Deconstructed; again.
Art
At Her Majesty’s Theatre
Until May 24
Yasmina Resa’s play started its life in Paris in 1994, winning the author a Moliere Award before being acclaimed in many languages and many theatres around the world.
The satirical play is set around a high-priced painting depicting white objects on a white background. In short: white.
By the time it was presented in Adelaide in 2001 by State Theatre Company featuring that sublime comic actor Paul Blackwell its fame travelled ahead of it.
This time around it is a national touring production with a high-powered cast led by that Australian actor with a huge capacity for demonstrating outrage and disbelief: Richard Roxburgh.
Roxburgh plays Marc who has been invited by his old friend Serge, played by Damon Herriman, to come and look at his latest acquisition, a more or less blank white canvas. Price: 160,000 Euro.

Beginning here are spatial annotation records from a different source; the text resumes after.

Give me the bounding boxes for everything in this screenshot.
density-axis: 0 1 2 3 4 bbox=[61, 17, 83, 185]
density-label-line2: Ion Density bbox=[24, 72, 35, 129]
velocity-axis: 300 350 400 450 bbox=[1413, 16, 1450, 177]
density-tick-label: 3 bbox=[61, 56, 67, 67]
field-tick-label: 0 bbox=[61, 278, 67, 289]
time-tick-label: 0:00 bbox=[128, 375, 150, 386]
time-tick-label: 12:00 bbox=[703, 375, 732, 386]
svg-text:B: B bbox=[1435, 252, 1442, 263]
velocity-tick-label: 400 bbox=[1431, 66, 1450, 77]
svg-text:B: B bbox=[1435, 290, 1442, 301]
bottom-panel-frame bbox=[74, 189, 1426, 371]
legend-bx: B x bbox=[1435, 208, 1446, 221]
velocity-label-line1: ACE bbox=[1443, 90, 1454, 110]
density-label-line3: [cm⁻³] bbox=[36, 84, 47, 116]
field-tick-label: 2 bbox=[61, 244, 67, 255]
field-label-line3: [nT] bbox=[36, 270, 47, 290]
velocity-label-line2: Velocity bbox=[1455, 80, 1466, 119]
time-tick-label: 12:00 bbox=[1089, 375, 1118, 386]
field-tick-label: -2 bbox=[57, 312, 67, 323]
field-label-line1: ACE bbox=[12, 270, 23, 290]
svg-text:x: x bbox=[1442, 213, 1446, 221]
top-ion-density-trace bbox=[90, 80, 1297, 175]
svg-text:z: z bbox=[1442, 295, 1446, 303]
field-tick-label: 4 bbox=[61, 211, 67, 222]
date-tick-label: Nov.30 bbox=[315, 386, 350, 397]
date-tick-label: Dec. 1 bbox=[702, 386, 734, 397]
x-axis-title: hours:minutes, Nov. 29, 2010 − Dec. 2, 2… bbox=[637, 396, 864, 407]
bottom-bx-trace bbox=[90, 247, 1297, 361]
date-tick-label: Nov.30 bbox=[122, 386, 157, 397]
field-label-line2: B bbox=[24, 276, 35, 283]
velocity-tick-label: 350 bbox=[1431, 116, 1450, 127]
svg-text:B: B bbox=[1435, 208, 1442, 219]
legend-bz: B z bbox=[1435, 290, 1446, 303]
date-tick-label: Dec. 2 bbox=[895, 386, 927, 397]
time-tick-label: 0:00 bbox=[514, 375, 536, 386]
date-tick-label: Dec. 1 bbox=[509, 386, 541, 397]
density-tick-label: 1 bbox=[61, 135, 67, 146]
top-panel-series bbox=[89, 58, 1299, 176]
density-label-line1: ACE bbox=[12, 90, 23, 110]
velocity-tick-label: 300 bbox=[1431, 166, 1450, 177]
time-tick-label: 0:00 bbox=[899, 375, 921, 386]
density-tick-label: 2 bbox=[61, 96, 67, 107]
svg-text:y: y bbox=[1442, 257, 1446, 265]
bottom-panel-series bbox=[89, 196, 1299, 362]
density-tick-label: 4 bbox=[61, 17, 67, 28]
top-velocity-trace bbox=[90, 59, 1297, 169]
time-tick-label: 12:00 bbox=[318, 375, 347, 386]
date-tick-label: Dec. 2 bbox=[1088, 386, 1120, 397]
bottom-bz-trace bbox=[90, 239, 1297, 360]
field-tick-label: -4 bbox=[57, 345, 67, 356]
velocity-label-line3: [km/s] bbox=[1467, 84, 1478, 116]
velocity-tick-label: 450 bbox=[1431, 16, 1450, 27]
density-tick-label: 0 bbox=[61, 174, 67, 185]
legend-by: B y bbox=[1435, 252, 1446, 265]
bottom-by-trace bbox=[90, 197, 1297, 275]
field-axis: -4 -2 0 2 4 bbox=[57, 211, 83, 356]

Instead of doing the conventional thing, and sharing – or even feigning – admiration for Serge’s choice, Marc not only rejects the painting, but is personally insulted that his friend would even consider buying such a thing.
Reza’s choice of painting was ideal, because a minimalist, deconstructionist style can be nearly incomprehensible to “pretty picture” visual arts patrons. They can share that sense that this art must be the work of a charlatan.
Thirty years later it does not have quite the same effect – far more bizarre canvases are commonplace on high-priced gallery walls and auctions. Nevertheless, the idea of blank white canvas has many other levels to chime with the objects of this play.
The stakes escalate when their mutual friend Yvan (Toby Schmitz) joins the throng, and tries, mightily unsuccessfully, to find a middle way between these two. He unloads on his own mid-life crisis in speeches at a machine gun pace for no other reason than it is highly entertaining.
Reza has skilfully used reactions to the painting to spell out the characters of the three men. This is a comedy of manners, studying how three old friends can be brought to a point where they can destroy their long and enduring relationships.
Roxburgh’s Marc is well supported here, with the aspiring urbanity of Serge, and the disorganised chaos of Yvan’s life giving a spectrum of buttons to press.
Deconstruction in art is mirrored by these melt-downs on stage, and perhaps, like the idea of a blank canvas, it offers room for the old friends to talk about new beginnings.
This production originates from the Sydney Theatre Company and director Lee Lewis has exaggerated the physical performances of Roxburgh, Herriman and Schmitz to a point the Marx Brothers or The Three Stooges would appreciate.
That keeps us from having to consider whether the premise or the play make as much sense as it once seemed to, when pretentiousness about the arts was fairer game for comedy.